Another option is to snip the embroidery and re-embroider upright crosses. Well, that is too compulsive for even the nothing. It began to ponder that perhaps nothing isn't so compulsive, after all, for the gardens have this, that, and all kinds of flowers here and there, not in any order or fashion other than what paints a picture somewhat akin to the vision in nothing's inner sight and senses.

Next nothing pondered the good of sideways crosses. Surely there is good in them. While resting the spine to alleviate pain, nothing lay in bed and considered that St. Peter was crucified upside down...but the cross was right side up. St. Andrew was crucified on a cross on an angle, in an "X" shape. How could one be martyred on a sideways cross? Nothing considered that it would take some engineering to do that, and with its own pain, would desire to be hung with the right side of its body, up, and the left hanging down. Yet, that is the body being sideways, not the cross.

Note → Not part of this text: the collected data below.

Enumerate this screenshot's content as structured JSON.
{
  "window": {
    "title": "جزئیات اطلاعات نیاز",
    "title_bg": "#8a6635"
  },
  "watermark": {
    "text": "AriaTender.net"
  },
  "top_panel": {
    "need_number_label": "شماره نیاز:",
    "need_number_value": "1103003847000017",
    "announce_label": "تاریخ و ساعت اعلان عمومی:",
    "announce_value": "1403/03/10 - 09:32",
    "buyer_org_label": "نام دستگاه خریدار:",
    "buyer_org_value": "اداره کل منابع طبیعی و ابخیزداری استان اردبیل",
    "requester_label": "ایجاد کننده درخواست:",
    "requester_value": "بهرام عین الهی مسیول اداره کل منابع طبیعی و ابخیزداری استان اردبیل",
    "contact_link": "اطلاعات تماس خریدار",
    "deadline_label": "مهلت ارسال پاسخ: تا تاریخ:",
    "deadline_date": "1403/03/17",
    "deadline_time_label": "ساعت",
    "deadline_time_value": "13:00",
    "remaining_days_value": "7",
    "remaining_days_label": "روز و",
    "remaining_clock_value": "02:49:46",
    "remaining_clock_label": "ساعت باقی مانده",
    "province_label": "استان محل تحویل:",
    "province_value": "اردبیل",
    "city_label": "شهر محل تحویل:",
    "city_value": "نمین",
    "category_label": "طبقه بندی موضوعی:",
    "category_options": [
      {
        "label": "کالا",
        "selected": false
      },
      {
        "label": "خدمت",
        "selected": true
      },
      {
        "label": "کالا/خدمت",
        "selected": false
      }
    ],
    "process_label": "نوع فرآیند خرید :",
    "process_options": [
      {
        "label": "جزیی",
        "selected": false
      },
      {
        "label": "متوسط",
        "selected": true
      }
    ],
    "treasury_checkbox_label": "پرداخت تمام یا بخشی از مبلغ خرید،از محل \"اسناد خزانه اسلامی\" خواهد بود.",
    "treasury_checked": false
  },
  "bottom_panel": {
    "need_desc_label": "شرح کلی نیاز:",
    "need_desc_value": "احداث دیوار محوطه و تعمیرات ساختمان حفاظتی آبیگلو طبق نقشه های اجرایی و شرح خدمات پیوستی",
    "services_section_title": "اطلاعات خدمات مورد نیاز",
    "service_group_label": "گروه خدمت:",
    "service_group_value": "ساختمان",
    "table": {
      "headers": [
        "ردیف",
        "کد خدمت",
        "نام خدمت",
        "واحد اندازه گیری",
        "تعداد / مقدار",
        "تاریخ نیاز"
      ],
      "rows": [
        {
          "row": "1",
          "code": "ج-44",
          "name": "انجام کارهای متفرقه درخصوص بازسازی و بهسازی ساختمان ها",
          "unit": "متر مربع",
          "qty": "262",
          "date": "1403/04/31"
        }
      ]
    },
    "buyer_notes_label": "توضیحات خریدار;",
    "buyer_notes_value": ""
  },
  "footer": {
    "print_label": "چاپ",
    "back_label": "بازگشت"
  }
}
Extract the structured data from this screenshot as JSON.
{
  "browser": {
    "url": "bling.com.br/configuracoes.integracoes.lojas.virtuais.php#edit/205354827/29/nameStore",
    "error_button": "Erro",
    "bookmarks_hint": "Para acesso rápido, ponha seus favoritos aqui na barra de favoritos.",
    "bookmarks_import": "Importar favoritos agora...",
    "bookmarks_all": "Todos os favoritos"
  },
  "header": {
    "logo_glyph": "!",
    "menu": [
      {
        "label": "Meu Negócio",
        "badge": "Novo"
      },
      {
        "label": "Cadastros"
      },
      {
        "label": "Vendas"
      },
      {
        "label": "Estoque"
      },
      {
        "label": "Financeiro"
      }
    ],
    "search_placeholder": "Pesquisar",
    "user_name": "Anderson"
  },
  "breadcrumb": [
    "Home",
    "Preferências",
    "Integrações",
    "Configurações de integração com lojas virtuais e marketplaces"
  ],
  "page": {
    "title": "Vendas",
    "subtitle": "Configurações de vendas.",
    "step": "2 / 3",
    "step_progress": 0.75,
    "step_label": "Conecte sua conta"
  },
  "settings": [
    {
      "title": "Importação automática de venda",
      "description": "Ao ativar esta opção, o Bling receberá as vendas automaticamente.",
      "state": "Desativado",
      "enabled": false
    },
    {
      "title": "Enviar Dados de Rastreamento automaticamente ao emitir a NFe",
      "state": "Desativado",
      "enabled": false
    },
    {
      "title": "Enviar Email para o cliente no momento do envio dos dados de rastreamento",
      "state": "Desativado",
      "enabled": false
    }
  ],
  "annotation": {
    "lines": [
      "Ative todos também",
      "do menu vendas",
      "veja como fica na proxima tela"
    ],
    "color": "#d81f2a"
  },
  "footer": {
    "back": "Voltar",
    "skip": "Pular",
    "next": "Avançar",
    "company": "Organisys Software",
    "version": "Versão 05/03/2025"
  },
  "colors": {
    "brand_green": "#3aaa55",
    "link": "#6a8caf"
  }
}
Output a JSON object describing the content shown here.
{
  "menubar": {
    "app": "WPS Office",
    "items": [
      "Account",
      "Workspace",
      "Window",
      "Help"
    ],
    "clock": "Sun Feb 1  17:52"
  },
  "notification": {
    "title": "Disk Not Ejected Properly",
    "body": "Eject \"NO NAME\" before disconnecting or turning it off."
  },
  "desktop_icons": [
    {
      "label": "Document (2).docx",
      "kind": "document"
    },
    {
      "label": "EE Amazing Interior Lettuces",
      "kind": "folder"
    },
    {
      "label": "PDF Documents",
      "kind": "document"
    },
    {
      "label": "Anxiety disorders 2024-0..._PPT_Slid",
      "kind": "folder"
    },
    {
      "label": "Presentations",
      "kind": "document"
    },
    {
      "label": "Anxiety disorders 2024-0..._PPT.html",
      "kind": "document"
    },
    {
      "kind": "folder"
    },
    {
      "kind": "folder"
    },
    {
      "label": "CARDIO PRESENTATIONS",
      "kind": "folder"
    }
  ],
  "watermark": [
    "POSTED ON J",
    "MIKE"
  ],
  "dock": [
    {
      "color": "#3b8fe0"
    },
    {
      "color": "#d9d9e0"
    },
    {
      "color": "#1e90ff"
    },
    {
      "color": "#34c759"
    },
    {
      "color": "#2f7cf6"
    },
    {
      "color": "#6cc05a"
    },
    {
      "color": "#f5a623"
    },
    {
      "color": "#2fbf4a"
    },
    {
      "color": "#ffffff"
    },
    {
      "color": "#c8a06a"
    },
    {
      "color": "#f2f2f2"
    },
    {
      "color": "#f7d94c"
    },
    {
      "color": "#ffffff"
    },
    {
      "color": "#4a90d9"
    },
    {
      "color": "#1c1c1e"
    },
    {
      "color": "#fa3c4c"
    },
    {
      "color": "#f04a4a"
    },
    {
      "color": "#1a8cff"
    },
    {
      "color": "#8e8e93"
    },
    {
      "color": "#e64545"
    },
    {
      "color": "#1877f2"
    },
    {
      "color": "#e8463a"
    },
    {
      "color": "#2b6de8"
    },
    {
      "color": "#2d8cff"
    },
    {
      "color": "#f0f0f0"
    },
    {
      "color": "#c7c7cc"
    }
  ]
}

These thoughts did offer opportunity to meditate on the suffering of any form of crucifixion, and how people in some time period thought up crucifixion, and built crosses in a certain fashion so as to torture people until they died. A sideways cross would not work, as it would require being suspended on the long-sided end by a chain or rope from...something.

Again, what can be considered with sideways crosses, since they have appeared as a reality in nothing's life? Yes, we do have sideways situations in our lives, in our souls! Of course we do! It is perspective gone awry, from some natural instinct of the vertical and horizontal, and based upon physics as well as physiology as well as what the cross means to humanity, especially followers of Jesus Christ.

Perhaps sideways crosses are those burdens in life that we not only cause from some lack or skew of perspective, but those crosses we bear in a kind of lop-sided, awkward and cumbersome way. They are just not quite right, somehow, and aren't the kind of crosses that allow holy suffering but rather stand out as something brought upon us, by "self", from carelessness, lack of attention to detail, distraction in an effort, or downright confusion.

Sideways crosses, then, could be corrected with extra effort. Or maybe it is best to put them in the bottom of the stack, or to be discarded, for they are not really suitable crosses. They are wrought from our own misconceptions or oversights.

Sideways crosses, for example, could be self-induced sufferings due to not getting our own way, being upset over trivialities and stirring ourselves into upset, feeling the victim when the problem is our own doing, trying to control others and situations that are none of our business, and agonizing over material objects. Yet pondering sideways crosses unfolds new ways of viewing what one (and maybe others) may not recognize as askew...until it is noticed eventually and the simple attempts to upright these sideways crosses become futile.

The best thing to do with sideways crosses it seems, is to notice, assess, and efficiently get rid of them. Perhaps they are to be burned, like dross, in the furnace where our other mistakes incinerate, sooner or later.